There, the North Korean leader vowed to counter the "threat" of South Korea producing its own such vessels.

US President Donald Trump has given the green light for South Korea to build "nuclear-powered attack submarines", though key details of the project remain uncertain.

Photos published by KCNA showed Kim walking alongside a purportedly 8,700-tonne submarine at an indoor assembly site, surrounded by officials and his daughter Kim Ju Ae.

In another image, Kim Jong Un smiles during an official briefing as Kim Ju Ae stands beside him.
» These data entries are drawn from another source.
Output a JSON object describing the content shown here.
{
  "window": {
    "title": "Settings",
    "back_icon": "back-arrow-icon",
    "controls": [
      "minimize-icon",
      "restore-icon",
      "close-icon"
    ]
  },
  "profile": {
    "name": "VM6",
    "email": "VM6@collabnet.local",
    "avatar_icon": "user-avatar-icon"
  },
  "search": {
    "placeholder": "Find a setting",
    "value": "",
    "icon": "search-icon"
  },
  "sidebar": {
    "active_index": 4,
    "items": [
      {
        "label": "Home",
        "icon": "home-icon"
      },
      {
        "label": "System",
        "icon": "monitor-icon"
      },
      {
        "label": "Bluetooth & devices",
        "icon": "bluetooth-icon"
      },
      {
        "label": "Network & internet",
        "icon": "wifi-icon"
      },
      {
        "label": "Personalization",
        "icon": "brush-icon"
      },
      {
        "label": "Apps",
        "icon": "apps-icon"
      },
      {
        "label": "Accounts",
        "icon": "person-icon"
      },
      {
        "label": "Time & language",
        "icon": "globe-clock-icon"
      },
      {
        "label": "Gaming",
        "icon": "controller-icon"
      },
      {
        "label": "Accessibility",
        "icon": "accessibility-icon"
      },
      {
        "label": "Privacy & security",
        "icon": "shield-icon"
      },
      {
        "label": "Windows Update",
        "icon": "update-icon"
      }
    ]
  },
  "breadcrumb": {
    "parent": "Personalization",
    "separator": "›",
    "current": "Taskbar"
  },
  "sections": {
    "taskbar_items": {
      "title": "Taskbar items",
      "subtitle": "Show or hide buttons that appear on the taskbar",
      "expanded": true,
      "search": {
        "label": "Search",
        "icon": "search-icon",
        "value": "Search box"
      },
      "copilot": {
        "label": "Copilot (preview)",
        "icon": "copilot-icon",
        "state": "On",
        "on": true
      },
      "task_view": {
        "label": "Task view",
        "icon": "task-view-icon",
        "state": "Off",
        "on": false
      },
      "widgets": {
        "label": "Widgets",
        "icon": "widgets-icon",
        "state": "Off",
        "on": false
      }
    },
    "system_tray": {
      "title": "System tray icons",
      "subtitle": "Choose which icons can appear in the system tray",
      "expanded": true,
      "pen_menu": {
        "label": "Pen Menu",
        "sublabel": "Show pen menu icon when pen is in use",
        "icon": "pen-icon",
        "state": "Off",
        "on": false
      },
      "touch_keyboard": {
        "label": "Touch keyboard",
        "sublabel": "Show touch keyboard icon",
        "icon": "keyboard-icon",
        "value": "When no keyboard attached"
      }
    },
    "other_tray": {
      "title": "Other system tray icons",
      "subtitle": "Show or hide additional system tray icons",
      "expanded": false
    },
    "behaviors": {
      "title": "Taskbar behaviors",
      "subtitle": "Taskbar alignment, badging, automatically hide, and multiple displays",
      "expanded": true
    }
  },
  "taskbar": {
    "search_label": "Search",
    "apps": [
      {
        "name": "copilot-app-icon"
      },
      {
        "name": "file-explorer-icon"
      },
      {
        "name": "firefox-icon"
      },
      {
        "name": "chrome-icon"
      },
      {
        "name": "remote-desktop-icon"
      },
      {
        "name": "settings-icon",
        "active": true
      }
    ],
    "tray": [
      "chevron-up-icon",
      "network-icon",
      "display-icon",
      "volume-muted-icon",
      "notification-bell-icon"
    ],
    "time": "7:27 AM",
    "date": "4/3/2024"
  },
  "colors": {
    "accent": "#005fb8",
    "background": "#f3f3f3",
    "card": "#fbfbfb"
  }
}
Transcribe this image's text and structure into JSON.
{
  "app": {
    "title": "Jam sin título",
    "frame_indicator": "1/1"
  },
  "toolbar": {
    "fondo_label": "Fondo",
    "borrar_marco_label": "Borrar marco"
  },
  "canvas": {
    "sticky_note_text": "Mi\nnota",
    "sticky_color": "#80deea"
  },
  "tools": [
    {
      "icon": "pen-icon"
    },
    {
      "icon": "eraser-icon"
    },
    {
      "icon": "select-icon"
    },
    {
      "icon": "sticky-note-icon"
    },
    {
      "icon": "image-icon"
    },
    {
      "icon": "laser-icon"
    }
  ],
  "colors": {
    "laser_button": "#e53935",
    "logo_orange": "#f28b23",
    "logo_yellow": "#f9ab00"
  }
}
Pyongyang would view Seoul developing nuclear subs as "an offensive act severely violating its security and maritime sovereignty", Kim Jong Un said, according to KCNA.

It was therefore "indispensable" to "accelerate the radical development of the modernization and nuclear weaponization of the naval force", he said.

Kim clarified a naval reorganization plan and learned about research into "new underwater secret weapons", KCNA said, without giving details.

Pyongyang's defense ministry said it would consider "countermeasures" against US "nuclear muscle flexing", a separate report said Thursday.

- Help from Russia? -

Only a handful of countries have nuclear-powered submarines, and the United States considers its technology among the most sensitive and tightly guarded military secrets.

In the North's first comments on the US-South Korea deal, a commentary piece by KCNA last month said the program was a "dangerous attempt at confrontation" that could lead to a "nuclear domino phenomenon".

Hong Min, an analyst at the Korea Institute for National Unification, told AFP the submarine photos raise "considerable speculation" over whether Russia helped North Korea assemble a nuclear-powered submarine "within such a short time frame".

Kim also reportedly oversaw the test launch on Wednesday of "new-type high-altitude long-range anti-air missiles" over the East Sea, also known as the Sea of Japan.

The projectiles hit mock targets at an altitude of 200 kilometers (124 miles), KCNA said. That height, if correct, would be in space.

One photo showed a missile ascending into the sky in a trail of intense orange flame, while another showed Kim walking in front of what appeared to be a military vehicle equipped with a vertical missile launcher.

Seoul's Joint Chiefs of Staff said they had been aware of the launch preparations and had braced for the firing in advance.

"South Korean and US intelligence authorities are currently closely analyzing the specifications," it said.